It's tougher to peddle just about anything these days. Even transportation management systems, tools that long ago proved their value in the marketplace, are not slam-dunk sells anymore.
A late December study by ARC Advisory Group noted that the stellar growth in TMS demand could slow down in 2009 and beyond, as cash-strapped companies delay IT investments during the economic downturn.
As a result, "TMS vendors could see longer sales cycles in 2009, at least during the first half of the year," says Adrian Gonzalez, director of ARC's logistics executive council and author of the study.
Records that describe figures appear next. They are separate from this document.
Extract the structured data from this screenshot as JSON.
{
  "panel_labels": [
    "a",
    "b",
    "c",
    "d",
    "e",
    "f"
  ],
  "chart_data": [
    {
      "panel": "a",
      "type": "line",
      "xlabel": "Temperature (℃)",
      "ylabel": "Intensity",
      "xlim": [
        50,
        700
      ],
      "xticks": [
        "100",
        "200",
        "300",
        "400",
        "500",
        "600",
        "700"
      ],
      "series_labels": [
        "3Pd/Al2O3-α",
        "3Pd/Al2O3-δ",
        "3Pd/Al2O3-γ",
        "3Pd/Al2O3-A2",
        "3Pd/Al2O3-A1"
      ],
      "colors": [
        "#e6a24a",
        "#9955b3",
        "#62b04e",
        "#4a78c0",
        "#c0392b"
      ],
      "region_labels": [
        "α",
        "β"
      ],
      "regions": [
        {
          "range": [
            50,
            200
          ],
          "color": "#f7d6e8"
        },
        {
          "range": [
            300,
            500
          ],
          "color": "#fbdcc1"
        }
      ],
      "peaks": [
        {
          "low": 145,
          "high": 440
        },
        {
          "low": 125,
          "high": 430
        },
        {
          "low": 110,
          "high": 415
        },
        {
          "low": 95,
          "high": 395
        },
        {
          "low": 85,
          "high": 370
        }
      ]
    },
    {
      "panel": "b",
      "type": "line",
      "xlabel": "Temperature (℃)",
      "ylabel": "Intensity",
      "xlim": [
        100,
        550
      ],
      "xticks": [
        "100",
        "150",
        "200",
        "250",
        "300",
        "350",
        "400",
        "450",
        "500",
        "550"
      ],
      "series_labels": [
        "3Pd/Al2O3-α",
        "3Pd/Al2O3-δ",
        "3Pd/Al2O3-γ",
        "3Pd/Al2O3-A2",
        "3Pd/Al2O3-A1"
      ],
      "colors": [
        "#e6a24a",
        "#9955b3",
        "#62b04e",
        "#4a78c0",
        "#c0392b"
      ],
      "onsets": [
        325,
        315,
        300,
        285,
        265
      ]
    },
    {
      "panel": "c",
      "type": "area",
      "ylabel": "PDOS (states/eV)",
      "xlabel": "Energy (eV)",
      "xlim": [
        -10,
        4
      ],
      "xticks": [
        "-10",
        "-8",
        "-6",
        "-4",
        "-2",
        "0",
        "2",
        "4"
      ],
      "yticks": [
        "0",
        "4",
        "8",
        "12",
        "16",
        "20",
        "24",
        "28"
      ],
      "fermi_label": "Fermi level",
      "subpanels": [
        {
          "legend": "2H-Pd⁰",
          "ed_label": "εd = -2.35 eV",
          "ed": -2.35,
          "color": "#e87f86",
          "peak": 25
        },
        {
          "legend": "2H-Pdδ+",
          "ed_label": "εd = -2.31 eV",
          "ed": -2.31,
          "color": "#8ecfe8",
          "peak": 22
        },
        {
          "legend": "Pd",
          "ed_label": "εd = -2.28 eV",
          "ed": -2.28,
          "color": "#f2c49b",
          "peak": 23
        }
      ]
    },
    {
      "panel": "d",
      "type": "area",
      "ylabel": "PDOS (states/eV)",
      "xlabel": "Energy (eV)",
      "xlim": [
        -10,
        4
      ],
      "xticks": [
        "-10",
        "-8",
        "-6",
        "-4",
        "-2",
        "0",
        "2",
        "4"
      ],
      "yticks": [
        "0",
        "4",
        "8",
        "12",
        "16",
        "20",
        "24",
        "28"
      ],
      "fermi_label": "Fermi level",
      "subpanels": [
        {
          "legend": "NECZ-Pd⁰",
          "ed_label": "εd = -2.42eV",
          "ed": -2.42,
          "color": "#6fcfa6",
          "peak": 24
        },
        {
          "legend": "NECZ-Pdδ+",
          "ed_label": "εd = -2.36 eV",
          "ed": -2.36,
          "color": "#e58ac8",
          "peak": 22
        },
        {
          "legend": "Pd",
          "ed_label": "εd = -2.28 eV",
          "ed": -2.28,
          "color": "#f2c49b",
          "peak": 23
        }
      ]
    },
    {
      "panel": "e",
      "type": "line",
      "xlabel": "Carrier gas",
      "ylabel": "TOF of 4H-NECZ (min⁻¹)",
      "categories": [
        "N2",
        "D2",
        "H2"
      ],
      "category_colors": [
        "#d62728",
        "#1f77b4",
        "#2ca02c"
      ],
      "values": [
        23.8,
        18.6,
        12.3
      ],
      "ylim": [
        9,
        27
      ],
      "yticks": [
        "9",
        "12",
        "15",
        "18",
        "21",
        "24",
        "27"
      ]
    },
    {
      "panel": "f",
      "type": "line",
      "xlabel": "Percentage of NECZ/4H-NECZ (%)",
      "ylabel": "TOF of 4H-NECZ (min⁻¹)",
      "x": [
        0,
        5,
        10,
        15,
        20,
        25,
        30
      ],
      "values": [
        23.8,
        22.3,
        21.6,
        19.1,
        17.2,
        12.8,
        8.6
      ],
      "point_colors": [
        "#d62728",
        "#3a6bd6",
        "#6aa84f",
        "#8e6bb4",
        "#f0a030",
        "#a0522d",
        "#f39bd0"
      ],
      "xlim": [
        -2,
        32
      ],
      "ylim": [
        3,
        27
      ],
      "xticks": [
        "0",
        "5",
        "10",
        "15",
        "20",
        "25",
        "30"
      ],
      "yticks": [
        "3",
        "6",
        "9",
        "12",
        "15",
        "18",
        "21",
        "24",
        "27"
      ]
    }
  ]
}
Gonzalez adds, however, that it's also possible that TMS vendors will benefit from tough times as top executives that have long viewed transportation as a cost center seek to slash millions of dollars from their shipping budgets through more efficient operations. "It is unclear at the moment which path customers will take" in 2009, he says.
Any retrenchment in TMS investment should be kept in perspective, Gonzalez says. The TMS market, which hit $1.2 billion in sales at the end of 2007, should post compounded growth of 7.6 percent a year through 2012, according to ARC. "There are plenty of TMS sales opportunities available in the market for all vendors to benefit," Gonzalez says.
A no-risk proposition
In a vote of confidence in their products, and in an effort to increase market awareness, some vendors are putting their money where their TMS tools are. LeanLogistics Inc., based in Zeeland,Mich., is offering its procurement services, which leverage the company's TMS tools to compare and identify the most costeffective routings for domestic truck, parcel, and intermodal services, at no risk to the user. Lean has said that if its services cannot reduce a customer's transport spend by at least 3 percent in 2009, Lean will not charge for the services.
According to Lean, customers in 2008 saved an average of 11.7 percent using its procurement services. For customers that annually spend $50 million on transportation—the average Lean customer spends between $50 million and $70 million each year—the savings in 2008 would approach $6 million.
Chris Timmer, Lean's vice president, sales and marketing, says the offer sends a message that "now is not the time not to invest in systems that will make you more efficient, more competitive, and better positioned for an economic recovery."
Greg Johnsen, co-founder and vice president of marketing at GT Nexus, which offers TMS services primarily to the international market, says his company has launched low-cost TMS programs over the past two years to demonstrate the software's value. Like Lean, GT Nexus offers its TMS software as a Web-enabled service that companies essentially rent from IT providers on an as-needed basis rather than buying applications they'll have to install, manage, and maintain themselves.
The Lean and GT Nexus offerings are what's known as "on demand" or "software as a service" tools, which are touted as less expensive and quicker and easier to implement than so-called installed software. For example, Johnsen says that, on average, the cost of buying, managing, and updating custom-installed software is more than four times that of running a similar application in an on-demand environment. Johnsen adds GT Nexus can get big companies up and running in eight to 10 weeks. The company will not accept any customers that cannot see the value in its tools once they are demonstrated, Johnsen says.